Since the current through C_X is equal to −V_{out}C_Y s − I_{in}, we have V_X = −(V_{out}C_Y s + I_{in})/(C_X s), and the smallsignal drain current of M_2 is −g_{m2}(−V_{out}C_Y s − I_{in})/(C_X s). The current through r_{O2} is then equal to −V_{out}C_Y s − g_{m2}(V_{out}C_Y s + I_{in})/(C_X s). Noting that V_X plus the voltage drop across r_{O2} is equal to V_{out}, we write

−r_{O2} \left[(V_{out}C_Y s + I_{in})\frac{g_{m2}}{C_X s} + V_{out}C_Y s\right] − (V_{out}C_Y s + I_{in}) \frac{1}{C_X s} = V_{out}                                                    (6.82)

That is

\frac{V_{out}}{I_{in}}= \frac{−g_{m2}r_{O2} + 1}{C_X s} · \frac{1}{1 + (1 + g_{m2}r_{O2})\frac{C_Y}{C_X}+ C_Y r_{O2}s}                             (6.83)

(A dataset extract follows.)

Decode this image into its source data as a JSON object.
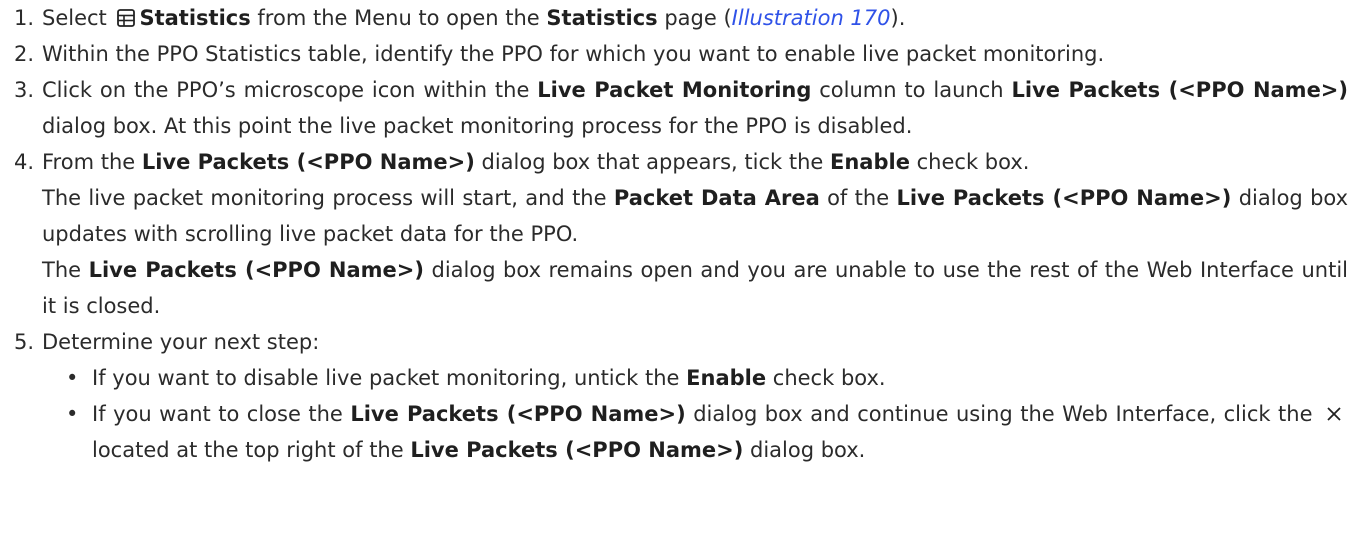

which, for g_{m2}r_{O2} \gg 1  and  g_{m2}r_{O2}C_Y /C_X \gg 1 (i.e., C_Y > C_X ), reduces to

\frac{V_{out}}{I_{in}}≈ \frac{− g_{m2}}{C_X s} \frac{1}{\frac{C_Y}{C_X}g_{m2} + C_Y s}                                                    (6.84)

and hence

\frac{V_{out}}{V_{in}}=\frac{−g_{m1}g_{m2}}{C_YC_X s}\frac{1}{g_{m2}/C_X + s}                                                         (6.85)

The magnitude of the pole at node X is still given by g_{m2}/C_X . This is because at high frequencies (as we approach this pole), C_Y shunts the output node, dropping the gain and suppressing the Miller effect of r_{O2}.